Character zero is an inebriated toff who staggers into the Palace Theatre for a variety show, sitting in stage level box stage left. His opposite number is a bratty kid, also Lane, of course, who does everything he can to wreck each act. On stage, we see Lane as a lady singer, a lady acrobat, and a lady dancer. There are fundamentally two ways to play drag: either so badly no one would ever be fooled, or so well we marvel at the mimicry. Lane chooses the second option.

There is no story. The film is just a series of music hall gags in a music hall setting. Lane presents us buffoonery using wigs, an assortment of props, and even the inevitable pie. We also get to see him juggle, which he does quite well. 
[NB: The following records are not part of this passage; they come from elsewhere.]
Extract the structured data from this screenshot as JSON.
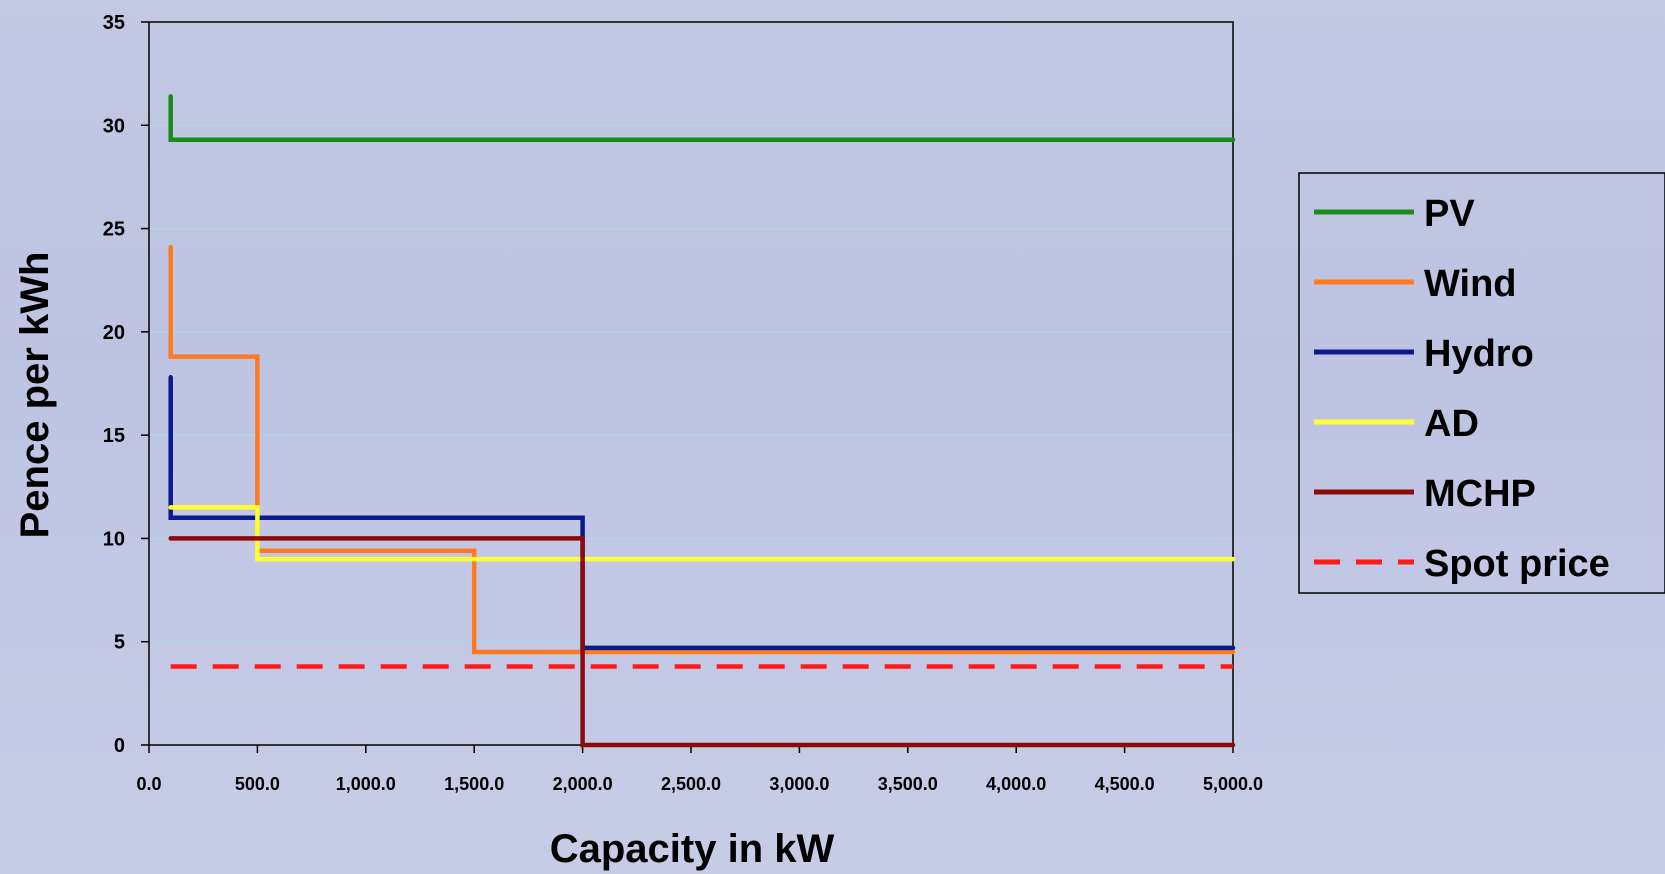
{
  "chart_data": {
    "type": "line",
    "title": "",
    "xlabel": "Capacity in kW",
    "ylabel": "Pence per kWh",
    "xlim": [
      0,
      5000
    ],
    "ylim": [
      0,
      35
    ],
    "xticks": [
      0,
      500,
      1000,
      1500,
      2000,
      2500,
      3000,
      3500,
      4000,
      4500,
      5000
    ],
    "xtick_labels": [
      "0.0",
      "500.0",
      "1,000.0",
      "1,500.0",
      "2,000.0",
      "2,500.0",
      "3,000.0",
      "3,500.0",
      "4,000.0",
      "4,500.0",
      "5,000.0"
    ],
    "yticks": [
      0,
      5,
      10,
      15,
      20,
      25,
      30,
      35
    ],
    "ytick_labels": [
      "0",
      "5",
      "10",
      "15",
      "20",
      "25",
      "30",
      "35"
    ],
    "grid": true,
    "legend_position": "right",
    "series": [
      {
        "name": "PV",
        "color": "#1a8a1a",
        "dashed": false,
        "x": [
          100,
          100,
          5000
        ],
        "y": [
          31.4,
          29.3,
          29.3
        ]
      },
      {
        "name": "Wind",
        "color": "#ff7a1f",
        "dashed": false,
        "x": [
          100,
          100,
          500,
          500,
          1500,
          1500,
          5000
        ],
        "y": [
          24.1,
          18.8,
          18.8,
          9.4,
          9.4,
          4.5,
          4.5
        ]
      },
      {
        "name": "Hydro",
        "color": "#0a1a8c",
        "dashed": false,
        "x": [
          100,
          100,
          2000,
          2000,
          5000
        ],
        "y": [
          17.8,
          11.0,
          11.0,
          4.7,
          4.7
        ]
      },
      {
        "name": "AD",
        "color": "#ffff33",
        "dashed": false,
        "x": [
          100,
          500,
          500,
          5000
        ],
        "y": [
          11.5,
          11.5,
          9.0,
          9.0
        ]
      },
      {
        "name": "MCHP",
        "color": "#8b0a0a",
        "dashed": false,
        "x": [
          100,
          2000,
          2000,
          5000
        ],
        "y": [
          10.0,
          10.0,
          0.0,
          0.0
        ]
      },
      {
        "name": "Spot price",
        "color": "#ff1a1a",
        "dashed": true,
        "x": [
          100,
          5000
        ],
        "y": [
          3.8,
          3.8
        ]
      }
    ]
  }
}
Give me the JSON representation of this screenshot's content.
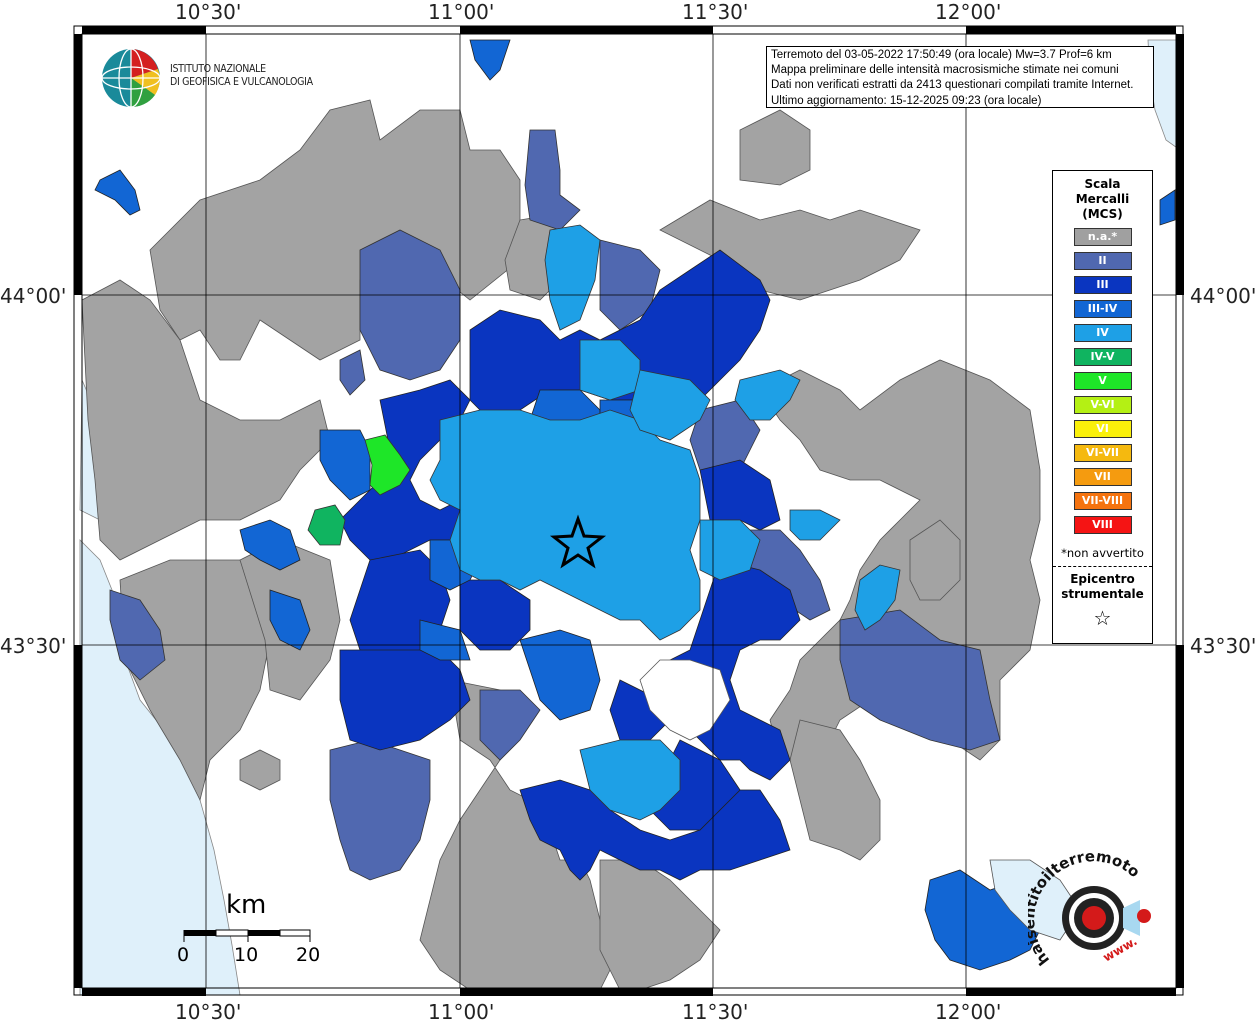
{
  "info_box": {
    "line1": "Terremoto del 03-05-2022 17:50:49 (ora locale) Mw=3.7 Prof=6 km",
    "line2": "Mappa preliminare delle intensità macrosismiche stimate nei comuni",
    "line3": "Dati non verificati estratti da 2413 questionari compilati tramite Internet.",
    "line4": "Ultimo aggiornamento: 15-12-2025 09:23 (ora locale)"
  },
  "logo": {
    "line1": "ISTITUTO NAZIONALE",
    "line2": "DI GEOFISICA E VULCANOLOGIA"
  },
  "axes": {
    "top": [
      "10°30'",
      "11°00'",
      "11°30'",
      "12°00'"
    ],
    "bottom": [
      "10°30'",
      "11°00'",
      "11°30'",
      "12°00'"
    ],
    "left": [
      "44°00'",
      "43°30'"
    ],
    "right": [
      "44°00'",
      "43°30'"
    ]
  },
  "legend": {
    "title": "Scala\nMercalli\n(MCS)",
    "items": [
      {
        "label": "n.a.*",
        "color": "#a0a0a0"
      },
      {
        "label": "II",
        "color": "#5068b0"
      },
      {
        "label": "III",
        "color": "#0a35c0"
      },
      {
        "label": "III-IV",
        "color": "#1266d4"
      },
      {
        "label": "IV",
        "color": "#1ea0e6"
      },
      {
        "label": "IV-V",
        "color": "#10b460"
      },
      {
        "label": "V",
        "color": "#1ee628"
      },
      {
        "label": "V-VI",
        "color": "#b4f014"
      },
      {
        "label": "VI",
        "color": "#faf00a"
      },
      {
        "label": "VI-VII",
        "color": "#f5b90f"
      },
      {
        "label": "VII",
        "color": "#f59b0f"
      },
      {
        "label": "VII-VIII",
        "color": "#f5730f"
      },
      {
        "label": "VIII",
        "color": "#f51414"
      }
    ],
    "note": "*non avvertito",
    "epicenter_label": "Epicentro\nstrumentale",
    "epicenter_symbol": "☆"
  },
  "scale_bar": {
    "unit": "km",
    "ticks": [
      "0",
      "10",
      "20"
    ]
  },
  "badge": {
    "text": "haisentitoilterremoto.it",
    "url_text": "www."
  },
  "colors": {
    "sea": "#dff0fa",
    "na": "#a0a0a0",
    "grid": "#000000"
  }
}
Between the stage acts, Lane is the guy in 18th century duds who comes out before the curtain and displays a sign telling the audience members which act comes next. They reference the letter of the alphabet he displays with their programs. He sets out a “B” (backwards) and lets everyone know what’s coming up. There’s a “G” and then an “O,” which he fears he has also displayed backwards. He gives up when the designation is in Yiddish.

The film’s credited director is Henry W. George (who, appropriately enough, is Lupino Lane in disguise—although his birth name was Henry William George Lupino). As an actor he gets an uncredited assist from his brother, Wallace Lupino.

The Lupino family produced several generations of performers. Lane’s niece was Ida Lupino.